NFL Hall of Fame great, Fran Tarkenton, writes a succinct piece on why, in his opinion, football has replaced baseball as the national pastime. In his opinion, this is due to football's balanced competition, and personnel decisions that are based purely on a survival-of-the-fittest ethos.
The foundation of the league's success is a system of financial parity among teams and ruthless meritocracy among its players.
At the team level, this all goes back to the vision of Pete Rozelle, the league's commissioner from 1960 to 1989. Before the 1962 season, he convinced the owners of the teams in the biggest markets—such as the Mara family in New York City and George Preston Marshall in Washington, D.C.—that every team in the league should split television revenues equally. The teams in the megamarkets would get the same check as a team in Green Bay, Wis.
The competitiveness that was fostered by financial parity would have all been for naught had not the league and the union—the NFL Players Association—agreed on a meritocratic system for the athletes. In the NFL, the best players get paid handsomely. But if you can't play anymore, then you'll find yourself out of a job, no matter what your name is.That sounds reasonable, but not too thoughtful. I doubt that he's articulated a universal principle even within the world of sports, let alone one applicable beyond it.
All sports thrive on the principle of survival of the fittest, not just football. So, that fails to distinguish football's success.
There is no affirmative action in sports, which is why fans appreciate it so much. The game is not handicapped to force high achievers to underperform. It's all "may the best man win." The result is thrilling competition in all sports.
Should a player produce a championship, or some unforgettable thrill, he will never again have to buy a beer in that city, e.g., Cody Ross in San Francisco. But, his spot on the team is not assured, viz., Cody Ross in Boston next year.
I have mixed feelings about this, being able to recall a time when your team's players were yours. You could bond with them emotionally.
Every player was a project, a long-term investment. Team owners were more like investors, and less like traders. So were fans.
Now every player is a free agent. That can't be healthy for the human heart--either the players' or the fans. I am convinced that the loss of loyalty in sports, and business, is symbiotic with its earlier loss in marriage.
If there is no permanence in the bond between a man, woman and their children--despite their having made public promises, or vows, to remain together until death do them part, and having brought new people (with their mixed DNA) into the world--then there is nothing on earth that's stable. Sports has merely evolved to give people a transitory cast of actors more in agreement with their devalued expectations.
But, I digress. With respect to Tarkenton's thesis, his other point about the NFL's much vaunted parity equally fails to persuade.
In the rest of the world, soccer is king. And club soccer gets by very well with just a couple of dominant teams in each country mopping up on inferior opponents week after week: e.g., Barca and Madrid in Spain; Celtic and Rangers in Scotland.

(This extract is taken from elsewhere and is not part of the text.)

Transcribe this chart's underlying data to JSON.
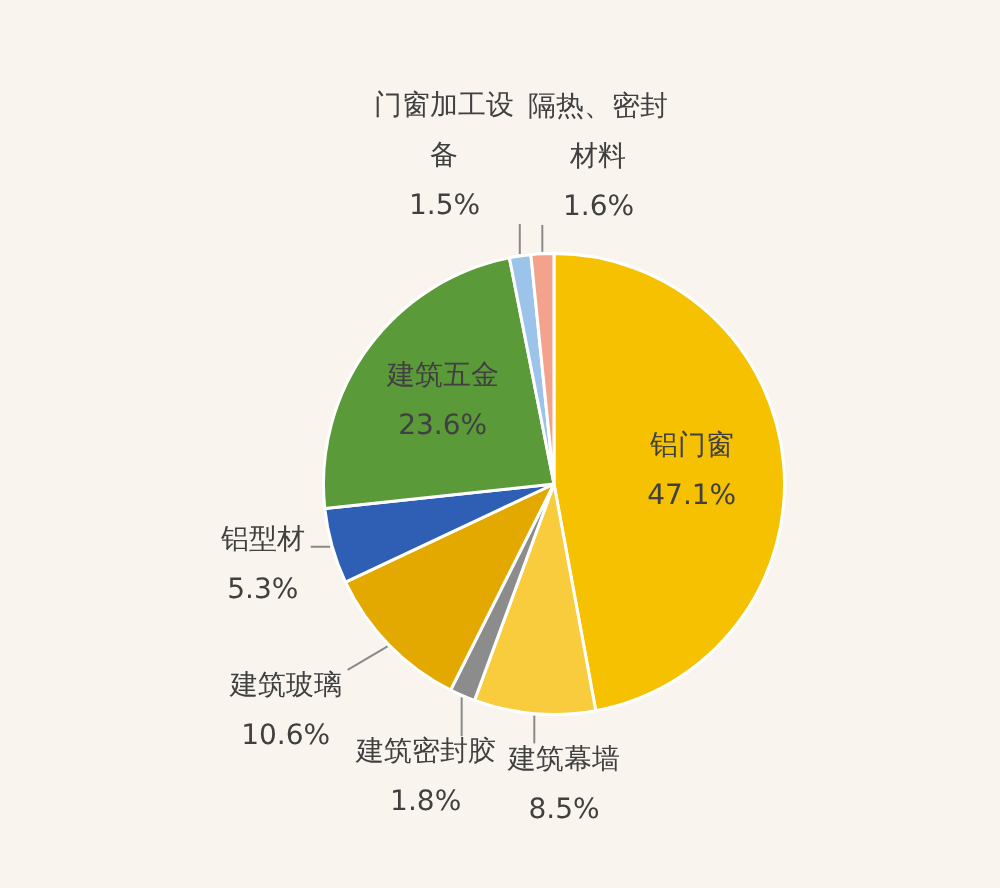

Moreover, a nearly invariant group of teams constitutes the great clubs of soccer the world through: Manchester United, Barca, Real Madrid, Inter Milan, Ajax of Amsterdam, Bayern of Munich, Flamengo of Brazil, Boca Jr's of Argentina. That's just the way soccer fans the world over like it.

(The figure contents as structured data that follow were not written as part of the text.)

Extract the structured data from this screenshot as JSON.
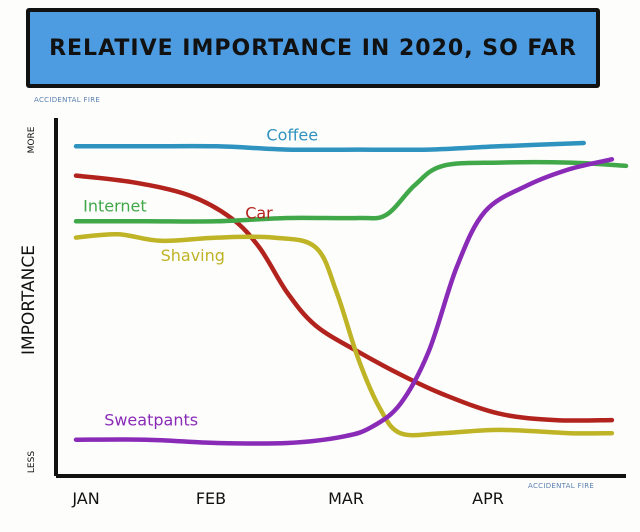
{
  "chart_data": {
    "type": "line",
    "title": "RELATIVE IMPORTANCE IN 2020, SO FAR",
    "ylabel": "IMPORTANCE",
    "y_top_label": "MORE",
    "y_bottom_label": "LESS",
    "categories": [
      "JAN",
      "FEB",
      "MAR",
      "APR"
    ],
    "xlim": [
      0,
      3.9
    ],
    "ylim": [
      0,
      100
    ],
    "watermark": "ACCIDENTAL FIRE",
    "series": [
      {
        "name": "Coffee",
        "color": "#2f93bf",
        "points": [
          [
            0,
            95
          ],
          [
            0.5,
            95
          ],
          [
            1,
            95
          ],
          [
            1.5,
            94
          ],
          [
            2,
            94
          ],
          [
            2.5,
            94
          ],
          [
            3,
            95
          ],
          [
            3.6,
            96
          ]
        ]
      },
      {
        "name": "Car",
        "color": "#b3231e",
        "points": [
          [
            0,
            86
          ],
          [
            0.4,
            84
          ],
          [
            0.8,
            80
          ],
          [
            1.1,
            73
          ],
          [
            1.3,
            64
          ],
          [
            1.5,
            50
          ],
          [
            1.7,
            40
          ],
          [
            2,
            32
          ],
          [
            2.3,
            25
          ],
          [
            2.6,
            19
          ],
          [
            3,
            13
          ],
          [
            3.4,
            11
          ],
          [
            3.8,
            11
          ]
        ]
      },
      {
        "name": "Internet",
        "color": "#41a84a",
        "points": [
          [
            0,
            72
          ],
          [
            0.5,
            72
          ],
          [
            1,
            72
          ],
          [
            1.5,
            73
          ],
          [
            2,
            73
          ],
          [
            2.2,
            74
          ],
          [
            2.4,
            83
          ],
          [
            2.6,
            89
          ],
          [
            3,
            90
          ],
          [
            3.5,
            90
          ],
          [
            3.9,
            89
          ]
        ]
      },
      {
        "name": "Shaving",
        "color": "#bfb326",
        "points": [
          [
            0,
            67
          ],
          [
            0.3,
            68
          ],
          [
            0.6,
            66
          ],
          [
            1,
            67
          ],
          [
            1.4,
            67
          ],
          [
            1.7,
            64
          ],
          [
            1.85,
            50
          ],
          [
            2,
            30
          ],
          [
            2.15,
            15
          ],
          [
            2.3,
            7
          ],
          [
            2.6,
            7
          ],
          [
            3,
            8
          ],
          [
            3.5,
            7
          ],
          [
            3.8,
            7
          ]
        ]
      },
      {
        "name": "Sweatpants",
        "color": "#8a2bb8",
        "points": [
          [
            0,
            5
          ],
          [
            0.5,
            5
          ],
          [
            1,
            4
          ],
          [
            1.5,
            4
          ],
          [
            1.9,
            6
          ],
          [
            2.1,
            9
          ],
          [
            2.3,
            16
          ],
          [
            2.5,
            32
          ],
          [
            2.7,
            58
          ],
          [
            2.9,
            75
          ],
          [
            3.2,
            83
          ],
          [
            3.5,
            88
          ],
          [
            3.8,
            91
          ]
        ]
      }
    ]
  }
}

Baseball also gets by with the Yankees, Red Sox, Dodgers, Angels, Cubs and a periodic interloper-or-two. True, it's a fan's bitter pill to swallow knowing that his team's super-stars will likely someday be wearing pin stripes or baby blue.
But, the fact that I would prefer to see Tim Lincecum, Matt Cain and others retire as San Francisco Giants, doesn't make the NFL model a superior model. I do like it more, however, as long as my team wins. (Go 49ers in 2012!)
College basketball; international rugby; the NBA; NCAA football: all have their royalty. All thrive.
Sports thrive, generally, because they are time-capsuled doses of catharsis. They are more like movies than like novels. And, in a world pressed for time, they are just what the MD ordered: quick drama on the cheap.
An alternative explanation to the NFL's peculiar success is precisely what keeps it from being the national pastime. Not only is it drama on the cheap; it is week-after-week, which provides a long period of time between games for fans to work up passions.
There is plenty of great action, lots of thrills, exhilarating highs and crushing lows, and then it's over. Next week's opponent becomes the focus of anxiety.
The action gets dissected for several days. Fans can savor their team's victory all week, or bury their misery from a loss quickly in order to focus on other things. It's not always with you.
Baseball is still the national pastime and always will be because of its leisurely pace--no clock to dominate its action--and daily rhythm. It's with you when you wake up, and turn in for the night, everyday throughout the long, hot summer.
In sum, I disagree with Fran-the-man, which is not to deny that his scrambling in Minnesota and New York was really fun to watch. He was a great performer and competitor. It's a pity about all those Super Bowl losses.